Oceniając ostatnie działania poszczególnych polityków lepszego sortu portal NaTemat.pl nie ma złudzeń. – Trwa festiwal bezwstydu – czytamy w portalu NaTemat.pl.
– Koledzy z obozu władzy ustawili się w kółeczku wzajemnej adoracji, by przed wyborami obsypywać się zaszczytami, nagrodami i pieniędzmi. Obajtek da Zgrywusowi, Zgrywus da Bagniakowi, Bagniak… jeszcze się zobaczy, czym może kupczyć były Gargamel TVP na swoim nowym stołku w Banku Światowym. Pewne jest jedno: milion złotych rocznie zapewni mu komfort wspomagający kreatywność. Dla Wioski oczywiście – zauważa Anna Dryjańska.

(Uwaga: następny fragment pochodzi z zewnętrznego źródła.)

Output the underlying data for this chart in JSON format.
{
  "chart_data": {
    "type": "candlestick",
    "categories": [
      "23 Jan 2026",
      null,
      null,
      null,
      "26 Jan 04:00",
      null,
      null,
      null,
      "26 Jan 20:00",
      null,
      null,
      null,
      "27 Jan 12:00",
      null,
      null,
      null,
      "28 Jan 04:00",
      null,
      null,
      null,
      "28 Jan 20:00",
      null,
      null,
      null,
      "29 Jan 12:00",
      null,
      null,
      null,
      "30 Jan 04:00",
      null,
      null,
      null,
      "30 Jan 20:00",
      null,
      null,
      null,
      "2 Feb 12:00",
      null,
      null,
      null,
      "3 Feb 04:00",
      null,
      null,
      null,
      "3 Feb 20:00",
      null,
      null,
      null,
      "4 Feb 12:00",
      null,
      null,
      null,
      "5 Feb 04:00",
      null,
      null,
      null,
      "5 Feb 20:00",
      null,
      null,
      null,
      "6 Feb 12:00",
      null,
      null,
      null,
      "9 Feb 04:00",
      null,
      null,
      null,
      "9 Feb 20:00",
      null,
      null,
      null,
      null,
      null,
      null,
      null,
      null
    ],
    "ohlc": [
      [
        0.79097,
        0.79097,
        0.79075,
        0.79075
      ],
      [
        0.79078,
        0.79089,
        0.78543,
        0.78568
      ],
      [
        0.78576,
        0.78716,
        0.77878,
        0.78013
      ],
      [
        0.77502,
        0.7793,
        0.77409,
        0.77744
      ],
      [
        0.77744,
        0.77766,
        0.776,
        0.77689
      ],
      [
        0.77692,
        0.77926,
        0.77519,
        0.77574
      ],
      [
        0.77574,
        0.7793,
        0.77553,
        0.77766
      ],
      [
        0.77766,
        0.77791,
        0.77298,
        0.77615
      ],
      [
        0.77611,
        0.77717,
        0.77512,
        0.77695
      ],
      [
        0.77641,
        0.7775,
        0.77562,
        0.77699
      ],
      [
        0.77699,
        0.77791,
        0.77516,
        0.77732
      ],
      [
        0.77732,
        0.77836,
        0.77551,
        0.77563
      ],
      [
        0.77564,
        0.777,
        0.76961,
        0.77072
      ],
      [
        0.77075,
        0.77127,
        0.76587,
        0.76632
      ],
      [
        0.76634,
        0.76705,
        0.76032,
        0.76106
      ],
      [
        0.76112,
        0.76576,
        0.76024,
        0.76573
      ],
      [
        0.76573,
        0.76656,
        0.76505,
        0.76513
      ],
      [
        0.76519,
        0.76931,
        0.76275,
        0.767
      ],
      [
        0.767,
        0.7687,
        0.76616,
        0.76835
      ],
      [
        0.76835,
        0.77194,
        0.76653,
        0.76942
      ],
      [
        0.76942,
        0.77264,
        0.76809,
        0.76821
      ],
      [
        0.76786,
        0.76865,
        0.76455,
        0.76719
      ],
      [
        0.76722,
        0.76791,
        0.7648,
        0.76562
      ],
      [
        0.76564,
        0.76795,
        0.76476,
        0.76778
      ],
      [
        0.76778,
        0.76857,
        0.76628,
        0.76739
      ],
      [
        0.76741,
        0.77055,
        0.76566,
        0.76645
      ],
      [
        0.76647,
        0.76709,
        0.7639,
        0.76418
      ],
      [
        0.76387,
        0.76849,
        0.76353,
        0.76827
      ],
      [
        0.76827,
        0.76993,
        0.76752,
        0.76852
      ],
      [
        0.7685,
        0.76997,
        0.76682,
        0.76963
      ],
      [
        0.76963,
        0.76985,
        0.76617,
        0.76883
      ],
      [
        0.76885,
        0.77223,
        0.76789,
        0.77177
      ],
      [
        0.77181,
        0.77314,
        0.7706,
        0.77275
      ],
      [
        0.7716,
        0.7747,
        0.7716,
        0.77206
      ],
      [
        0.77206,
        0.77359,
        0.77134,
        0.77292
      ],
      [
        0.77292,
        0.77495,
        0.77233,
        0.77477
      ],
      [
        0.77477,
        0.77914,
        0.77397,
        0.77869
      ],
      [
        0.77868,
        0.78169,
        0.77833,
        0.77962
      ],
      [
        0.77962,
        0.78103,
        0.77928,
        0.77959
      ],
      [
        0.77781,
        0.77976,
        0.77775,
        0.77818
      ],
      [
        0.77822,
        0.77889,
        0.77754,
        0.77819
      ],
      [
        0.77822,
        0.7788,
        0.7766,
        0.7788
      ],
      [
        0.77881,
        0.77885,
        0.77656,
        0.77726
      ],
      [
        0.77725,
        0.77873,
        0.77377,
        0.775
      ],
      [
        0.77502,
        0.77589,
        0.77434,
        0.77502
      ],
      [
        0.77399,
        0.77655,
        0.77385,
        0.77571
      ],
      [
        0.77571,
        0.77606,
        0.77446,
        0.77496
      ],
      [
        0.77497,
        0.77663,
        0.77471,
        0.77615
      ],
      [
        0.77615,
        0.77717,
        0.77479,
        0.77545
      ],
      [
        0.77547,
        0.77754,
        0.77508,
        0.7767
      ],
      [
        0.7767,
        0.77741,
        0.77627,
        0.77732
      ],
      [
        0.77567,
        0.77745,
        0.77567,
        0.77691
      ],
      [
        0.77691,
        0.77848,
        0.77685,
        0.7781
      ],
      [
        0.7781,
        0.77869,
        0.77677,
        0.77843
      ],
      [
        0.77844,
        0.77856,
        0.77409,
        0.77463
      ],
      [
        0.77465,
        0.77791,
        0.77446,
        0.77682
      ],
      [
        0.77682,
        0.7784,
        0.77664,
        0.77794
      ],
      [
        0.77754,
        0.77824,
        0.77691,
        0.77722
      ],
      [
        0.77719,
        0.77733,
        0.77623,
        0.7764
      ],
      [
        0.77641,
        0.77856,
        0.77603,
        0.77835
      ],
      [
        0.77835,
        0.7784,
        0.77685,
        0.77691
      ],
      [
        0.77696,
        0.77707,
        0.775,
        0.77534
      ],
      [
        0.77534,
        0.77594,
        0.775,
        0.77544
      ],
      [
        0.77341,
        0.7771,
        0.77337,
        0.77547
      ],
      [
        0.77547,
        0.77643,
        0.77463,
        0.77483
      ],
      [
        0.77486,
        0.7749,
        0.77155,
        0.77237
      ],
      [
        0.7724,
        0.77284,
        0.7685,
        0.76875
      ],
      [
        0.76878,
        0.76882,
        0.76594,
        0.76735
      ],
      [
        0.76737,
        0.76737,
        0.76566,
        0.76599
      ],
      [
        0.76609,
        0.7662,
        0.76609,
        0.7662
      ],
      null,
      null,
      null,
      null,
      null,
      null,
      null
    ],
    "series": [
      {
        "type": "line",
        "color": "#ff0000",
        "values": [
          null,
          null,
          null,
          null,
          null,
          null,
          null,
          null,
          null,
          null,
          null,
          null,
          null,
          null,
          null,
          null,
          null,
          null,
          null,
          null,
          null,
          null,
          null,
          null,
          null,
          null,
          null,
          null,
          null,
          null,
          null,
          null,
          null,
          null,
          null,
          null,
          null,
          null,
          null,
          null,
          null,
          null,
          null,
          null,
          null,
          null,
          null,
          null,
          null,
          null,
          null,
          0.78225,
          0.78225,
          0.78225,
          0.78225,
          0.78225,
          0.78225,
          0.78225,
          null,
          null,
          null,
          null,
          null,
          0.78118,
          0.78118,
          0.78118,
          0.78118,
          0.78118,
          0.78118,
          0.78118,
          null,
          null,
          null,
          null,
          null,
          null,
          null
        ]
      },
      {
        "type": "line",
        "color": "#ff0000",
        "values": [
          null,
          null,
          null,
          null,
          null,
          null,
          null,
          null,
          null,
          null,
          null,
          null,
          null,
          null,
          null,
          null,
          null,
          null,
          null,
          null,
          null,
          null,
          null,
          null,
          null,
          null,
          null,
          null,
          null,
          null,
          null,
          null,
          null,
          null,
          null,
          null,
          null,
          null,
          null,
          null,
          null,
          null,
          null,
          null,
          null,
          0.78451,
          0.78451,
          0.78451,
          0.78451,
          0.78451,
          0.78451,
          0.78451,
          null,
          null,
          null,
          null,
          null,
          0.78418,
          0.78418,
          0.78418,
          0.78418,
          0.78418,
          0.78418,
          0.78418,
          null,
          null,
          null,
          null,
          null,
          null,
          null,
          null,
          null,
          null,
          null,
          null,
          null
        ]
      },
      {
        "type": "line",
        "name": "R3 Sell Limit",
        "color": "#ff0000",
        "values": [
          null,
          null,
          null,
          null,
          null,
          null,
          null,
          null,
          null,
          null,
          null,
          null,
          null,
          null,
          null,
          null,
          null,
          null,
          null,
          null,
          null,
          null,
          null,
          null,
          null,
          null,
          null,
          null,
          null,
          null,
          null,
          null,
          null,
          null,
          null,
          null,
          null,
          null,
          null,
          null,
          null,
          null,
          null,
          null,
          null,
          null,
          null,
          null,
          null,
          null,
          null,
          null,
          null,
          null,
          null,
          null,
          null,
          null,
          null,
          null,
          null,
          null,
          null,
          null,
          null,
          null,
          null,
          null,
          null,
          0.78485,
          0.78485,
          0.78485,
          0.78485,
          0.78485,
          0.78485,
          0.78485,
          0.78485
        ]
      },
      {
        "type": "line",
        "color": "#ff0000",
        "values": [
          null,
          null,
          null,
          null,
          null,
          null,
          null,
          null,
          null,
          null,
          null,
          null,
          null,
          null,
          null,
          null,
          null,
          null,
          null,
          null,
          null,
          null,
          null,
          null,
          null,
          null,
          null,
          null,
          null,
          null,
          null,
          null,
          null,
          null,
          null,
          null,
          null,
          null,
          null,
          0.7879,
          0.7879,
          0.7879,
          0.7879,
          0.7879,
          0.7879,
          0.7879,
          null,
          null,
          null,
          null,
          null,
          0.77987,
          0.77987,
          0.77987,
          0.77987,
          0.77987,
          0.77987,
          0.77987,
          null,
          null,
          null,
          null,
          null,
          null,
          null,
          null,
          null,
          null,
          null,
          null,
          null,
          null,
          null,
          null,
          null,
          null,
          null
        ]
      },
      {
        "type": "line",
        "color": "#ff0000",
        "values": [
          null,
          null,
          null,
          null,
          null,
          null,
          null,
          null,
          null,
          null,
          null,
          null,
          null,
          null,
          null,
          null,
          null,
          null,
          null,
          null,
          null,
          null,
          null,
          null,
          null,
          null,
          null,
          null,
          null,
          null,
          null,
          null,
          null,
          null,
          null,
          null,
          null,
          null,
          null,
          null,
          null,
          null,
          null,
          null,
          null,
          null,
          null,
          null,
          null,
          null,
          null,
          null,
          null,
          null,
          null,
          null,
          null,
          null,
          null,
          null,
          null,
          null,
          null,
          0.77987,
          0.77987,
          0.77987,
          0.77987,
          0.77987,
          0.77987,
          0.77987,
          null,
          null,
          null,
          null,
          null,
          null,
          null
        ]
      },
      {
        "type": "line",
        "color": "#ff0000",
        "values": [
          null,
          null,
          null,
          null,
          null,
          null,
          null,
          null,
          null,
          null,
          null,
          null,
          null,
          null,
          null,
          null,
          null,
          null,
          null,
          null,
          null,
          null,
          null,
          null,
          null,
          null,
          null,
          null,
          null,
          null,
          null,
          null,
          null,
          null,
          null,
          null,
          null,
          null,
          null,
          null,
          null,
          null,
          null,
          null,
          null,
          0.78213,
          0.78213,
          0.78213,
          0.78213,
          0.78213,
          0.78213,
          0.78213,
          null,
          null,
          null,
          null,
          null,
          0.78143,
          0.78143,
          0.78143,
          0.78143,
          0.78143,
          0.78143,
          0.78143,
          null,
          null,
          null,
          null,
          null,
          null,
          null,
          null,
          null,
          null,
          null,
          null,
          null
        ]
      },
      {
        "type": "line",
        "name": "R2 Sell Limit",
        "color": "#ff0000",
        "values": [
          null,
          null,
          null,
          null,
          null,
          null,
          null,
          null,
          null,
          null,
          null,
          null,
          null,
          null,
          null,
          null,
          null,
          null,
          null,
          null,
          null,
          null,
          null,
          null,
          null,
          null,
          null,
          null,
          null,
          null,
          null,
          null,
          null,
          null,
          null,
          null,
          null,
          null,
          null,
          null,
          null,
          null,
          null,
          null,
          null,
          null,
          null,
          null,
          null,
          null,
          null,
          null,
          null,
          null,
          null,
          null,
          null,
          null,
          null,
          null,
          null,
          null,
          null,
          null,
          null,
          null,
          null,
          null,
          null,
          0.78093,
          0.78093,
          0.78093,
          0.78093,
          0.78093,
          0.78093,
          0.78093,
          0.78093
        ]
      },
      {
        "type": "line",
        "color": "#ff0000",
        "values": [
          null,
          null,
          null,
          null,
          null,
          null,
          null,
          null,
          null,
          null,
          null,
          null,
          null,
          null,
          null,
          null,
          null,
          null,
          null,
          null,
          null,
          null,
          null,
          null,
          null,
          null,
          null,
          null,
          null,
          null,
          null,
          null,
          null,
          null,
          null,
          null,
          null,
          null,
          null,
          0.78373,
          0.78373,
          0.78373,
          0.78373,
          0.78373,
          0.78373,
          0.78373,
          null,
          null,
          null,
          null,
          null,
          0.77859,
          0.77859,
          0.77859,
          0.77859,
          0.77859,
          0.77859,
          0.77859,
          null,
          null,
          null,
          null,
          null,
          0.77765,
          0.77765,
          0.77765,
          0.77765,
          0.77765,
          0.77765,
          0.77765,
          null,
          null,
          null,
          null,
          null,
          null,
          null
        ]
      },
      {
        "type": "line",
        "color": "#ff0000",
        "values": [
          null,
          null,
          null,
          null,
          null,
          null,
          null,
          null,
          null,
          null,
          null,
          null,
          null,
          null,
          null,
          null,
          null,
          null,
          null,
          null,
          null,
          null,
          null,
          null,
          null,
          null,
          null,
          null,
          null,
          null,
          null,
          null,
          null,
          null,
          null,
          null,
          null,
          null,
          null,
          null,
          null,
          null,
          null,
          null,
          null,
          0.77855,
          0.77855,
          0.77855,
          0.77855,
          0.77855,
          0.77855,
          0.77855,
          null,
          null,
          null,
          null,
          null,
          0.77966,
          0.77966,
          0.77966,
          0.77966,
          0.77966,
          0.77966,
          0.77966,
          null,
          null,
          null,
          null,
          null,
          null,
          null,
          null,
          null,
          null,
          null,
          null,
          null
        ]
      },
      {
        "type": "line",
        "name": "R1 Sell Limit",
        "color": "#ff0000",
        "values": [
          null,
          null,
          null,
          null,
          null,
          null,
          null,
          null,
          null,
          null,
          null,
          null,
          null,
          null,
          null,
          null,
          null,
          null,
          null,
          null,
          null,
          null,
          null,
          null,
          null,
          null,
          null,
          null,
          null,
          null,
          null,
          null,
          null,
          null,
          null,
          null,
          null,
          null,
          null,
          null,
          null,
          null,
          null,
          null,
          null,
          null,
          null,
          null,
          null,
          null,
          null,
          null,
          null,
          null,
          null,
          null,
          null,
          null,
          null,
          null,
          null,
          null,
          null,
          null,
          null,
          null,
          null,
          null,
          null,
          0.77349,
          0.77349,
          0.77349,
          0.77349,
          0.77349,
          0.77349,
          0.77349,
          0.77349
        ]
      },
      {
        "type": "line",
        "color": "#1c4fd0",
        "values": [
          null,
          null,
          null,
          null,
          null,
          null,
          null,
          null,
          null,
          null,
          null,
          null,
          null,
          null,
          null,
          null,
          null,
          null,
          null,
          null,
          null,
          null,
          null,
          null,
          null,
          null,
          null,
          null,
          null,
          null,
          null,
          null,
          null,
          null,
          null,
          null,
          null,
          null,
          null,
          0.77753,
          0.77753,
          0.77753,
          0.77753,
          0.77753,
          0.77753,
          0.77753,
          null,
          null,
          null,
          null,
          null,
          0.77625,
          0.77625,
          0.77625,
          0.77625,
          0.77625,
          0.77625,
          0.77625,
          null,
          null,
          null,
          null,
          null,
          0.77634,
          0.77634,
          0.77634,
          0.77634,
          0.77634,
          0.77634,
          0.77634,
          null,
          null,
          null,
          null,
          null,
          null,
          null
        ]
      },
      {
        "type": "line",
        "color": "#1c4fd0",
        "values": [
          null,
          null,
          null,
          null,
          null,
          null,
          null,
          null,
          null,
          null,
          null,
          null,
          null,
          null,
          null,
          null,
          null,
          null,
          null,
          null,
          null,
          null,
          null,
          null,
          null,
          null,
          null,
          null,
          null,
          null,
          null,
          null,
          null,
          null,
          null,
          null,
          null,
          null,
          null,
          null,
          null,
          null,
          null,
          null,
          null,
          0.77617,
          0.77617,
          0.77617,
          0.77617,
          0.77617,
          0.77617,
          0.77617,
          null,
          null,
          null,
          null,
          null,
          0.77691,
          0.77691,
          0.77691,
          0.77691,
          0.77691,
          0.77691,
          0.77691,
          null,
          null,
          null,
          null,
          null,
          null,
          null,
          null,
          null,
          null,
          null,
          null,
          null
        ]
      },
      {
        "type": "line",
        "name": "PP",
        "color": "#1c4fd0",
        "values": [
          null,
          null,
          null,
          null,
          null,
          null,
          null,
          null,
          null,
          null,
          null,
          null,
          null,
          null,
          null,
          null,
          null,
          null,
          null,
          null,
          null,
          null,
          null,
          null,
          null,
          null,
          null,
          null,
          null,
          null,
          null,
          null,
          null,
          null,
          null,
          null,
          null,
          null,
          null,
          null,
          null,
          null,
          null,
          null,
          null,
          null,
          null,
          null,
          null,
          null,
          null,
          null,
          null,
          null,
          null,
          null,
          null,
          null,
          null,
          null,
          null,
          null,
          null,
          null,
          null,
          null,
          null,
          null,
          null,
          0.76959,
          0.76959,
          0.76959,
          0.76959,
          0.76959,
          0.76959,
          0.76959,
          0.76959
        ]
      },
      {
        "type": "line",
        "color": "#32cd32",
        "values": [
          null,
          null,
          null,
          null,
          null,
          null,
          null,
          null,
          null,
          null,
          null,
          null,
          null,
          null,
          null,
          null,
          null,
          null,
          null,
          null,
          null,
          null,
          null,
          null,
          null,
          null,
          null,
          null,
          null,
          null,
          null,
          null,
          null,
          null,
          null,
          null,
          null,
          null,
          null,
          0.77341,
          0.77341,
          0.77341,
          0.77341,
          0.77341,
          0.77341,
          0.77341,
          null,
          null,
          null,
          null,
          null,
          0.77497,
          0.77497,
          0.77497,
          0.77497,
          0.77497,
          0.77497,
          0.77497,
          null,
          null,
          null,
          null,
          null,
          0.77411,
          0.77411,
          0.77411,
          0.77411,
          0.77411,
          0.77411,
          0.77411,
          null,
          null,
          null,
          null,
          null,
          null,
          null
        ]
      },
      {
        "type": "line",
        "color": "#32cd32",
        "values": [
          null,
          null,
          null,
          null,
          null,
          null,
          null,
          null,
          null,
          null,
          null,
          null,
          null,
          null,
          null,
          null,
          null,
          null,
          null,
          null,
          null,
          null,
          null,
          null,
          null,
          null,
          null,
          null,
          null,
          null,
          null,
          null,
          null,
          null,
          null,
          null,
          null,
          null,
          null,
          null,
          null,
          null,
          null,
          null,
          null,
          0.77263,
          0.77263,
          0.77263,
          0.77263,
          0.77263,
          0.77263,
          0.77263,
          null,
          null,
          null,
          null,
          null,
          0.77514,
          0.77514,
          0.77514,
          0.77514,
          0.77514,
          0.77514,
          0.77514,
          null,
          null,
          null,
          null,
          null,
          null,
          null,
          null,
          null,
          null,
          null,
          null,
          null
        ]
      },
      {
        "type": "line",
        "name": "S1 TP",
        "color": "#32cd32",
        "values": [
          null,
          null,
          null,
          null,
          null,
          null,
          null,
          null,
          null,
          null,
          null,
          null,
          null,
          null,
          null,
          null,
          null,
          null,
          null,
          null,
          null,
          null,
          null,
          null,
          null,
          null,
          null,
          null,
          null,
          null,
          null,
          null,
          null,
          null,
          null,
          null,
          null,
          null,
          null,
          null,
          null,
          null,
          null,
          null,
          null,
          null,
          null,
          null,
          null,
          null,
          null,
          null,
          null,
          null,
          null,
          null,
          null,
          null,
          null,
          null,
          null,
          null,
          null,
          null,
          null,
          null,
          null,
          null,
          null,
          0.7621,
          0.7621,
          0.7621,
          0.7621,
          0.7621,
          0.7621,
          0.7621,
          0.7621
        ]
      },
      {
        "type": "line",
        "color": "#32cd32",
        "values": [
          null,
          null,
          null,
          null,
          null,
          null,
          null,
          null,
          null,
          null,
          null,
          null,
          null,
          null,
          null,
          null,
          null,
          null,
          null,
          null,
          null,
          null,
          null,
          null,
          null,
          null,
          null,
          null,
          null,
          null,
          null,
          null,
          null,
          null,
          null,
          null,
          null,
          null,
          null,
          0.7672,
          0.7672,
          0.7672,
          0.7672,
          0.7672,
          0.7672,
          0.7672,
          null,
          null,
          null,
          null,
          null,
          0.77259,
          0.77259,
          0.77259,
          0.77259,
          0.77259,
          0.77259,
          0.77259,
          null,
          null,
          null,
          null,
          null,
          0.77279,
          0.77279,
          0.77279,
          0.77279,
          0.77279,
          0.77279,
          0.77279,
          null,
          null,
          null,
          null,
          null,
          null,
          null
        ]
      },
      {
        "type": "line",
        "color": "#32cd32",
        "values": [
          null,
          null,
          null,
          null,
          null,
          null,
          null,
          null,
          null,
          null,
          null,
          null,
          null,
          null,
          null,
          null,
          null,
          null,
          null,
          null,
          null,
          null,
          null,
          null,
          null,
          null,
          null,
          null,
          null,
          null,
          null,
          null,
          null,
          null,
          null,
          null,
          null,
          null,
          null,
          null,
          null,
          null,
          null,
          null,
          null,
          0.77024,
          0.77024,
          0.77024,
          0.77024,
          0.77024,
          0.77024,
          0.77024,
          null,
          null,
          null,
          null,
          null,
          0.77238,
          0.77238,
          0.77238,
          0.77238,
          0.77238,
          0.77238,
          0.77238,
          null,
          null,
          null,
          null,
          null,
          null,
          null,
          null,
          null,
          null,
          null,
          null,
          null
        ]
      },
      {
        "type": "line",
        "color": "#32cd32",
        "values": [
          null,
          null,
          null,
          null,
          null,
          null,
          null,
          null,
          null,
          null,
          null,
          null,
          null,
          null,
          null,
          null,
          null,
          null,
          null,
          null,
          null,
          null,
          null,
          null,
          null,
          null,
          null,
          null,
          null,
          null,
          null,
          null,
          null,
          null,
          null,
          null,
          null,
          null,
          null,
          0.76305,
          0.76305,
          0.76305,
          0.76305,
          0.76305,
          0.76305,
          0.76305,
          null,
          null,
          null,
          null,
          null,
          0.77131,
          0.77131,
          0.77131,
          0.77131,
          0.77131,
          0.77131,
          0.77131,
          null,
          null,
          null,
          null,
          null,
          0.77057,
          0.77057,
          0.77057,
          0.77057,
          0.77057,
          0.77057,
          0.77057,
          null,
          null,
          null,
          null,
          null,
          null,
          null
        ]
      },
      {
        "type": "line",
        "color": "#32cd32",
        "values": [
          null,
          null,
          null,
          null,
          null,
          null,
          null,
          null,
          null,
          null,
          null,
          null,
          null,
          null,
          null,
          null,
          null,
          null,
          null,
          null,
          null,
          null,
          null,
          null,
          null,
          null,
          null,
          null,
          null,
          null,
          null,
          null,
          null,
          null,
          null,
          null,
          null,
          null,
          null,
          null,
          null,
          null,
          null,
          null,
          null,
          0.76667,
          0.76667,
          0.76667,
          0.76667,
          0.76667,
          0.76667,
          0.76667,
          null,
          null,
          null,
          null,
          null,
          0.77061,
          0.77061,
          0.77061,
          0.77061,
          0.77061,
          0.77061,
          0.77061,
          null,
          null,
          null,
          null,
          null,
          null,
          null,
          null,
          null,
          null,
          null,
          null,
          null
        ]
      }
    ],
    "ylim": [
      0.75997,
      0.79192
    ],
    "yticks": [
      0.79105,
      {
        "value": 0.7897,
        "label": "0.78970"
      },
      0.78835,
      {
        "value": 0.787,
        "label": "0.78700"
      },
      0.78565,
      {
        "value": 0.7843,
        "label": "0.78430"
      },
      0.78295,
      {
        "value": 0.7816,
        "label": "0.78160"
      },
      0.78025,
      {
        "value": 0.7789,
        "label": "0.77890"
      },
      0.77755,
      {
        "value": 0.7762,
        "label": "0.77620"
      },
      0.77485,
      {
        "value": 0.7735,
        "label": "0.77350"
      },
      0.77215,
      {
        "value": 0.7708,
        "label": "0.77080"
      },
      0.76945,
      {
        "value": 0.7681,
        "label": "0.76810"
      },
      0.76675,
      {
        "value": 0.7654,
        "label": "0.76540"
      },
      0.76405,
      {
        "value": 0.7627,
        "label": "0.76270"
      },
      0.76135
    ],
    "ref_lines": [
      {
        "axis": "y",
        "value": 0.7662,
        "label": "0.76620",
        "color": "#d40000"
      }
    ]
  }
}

To, co widzimy, to dopiero początek. Wspólnym mianownikiem działań obozu władzy w nadchodzących miesiącach będzie „puszczanie”: hamulców, poręczy, rozsądku czy wreszcie nerwów. Mówiąc krótko: bezwstyd. To już się dzieje – dodaje dziennikarka.
My możemy jedynie zacisnąć zęby. I odliczać czas do wyborów.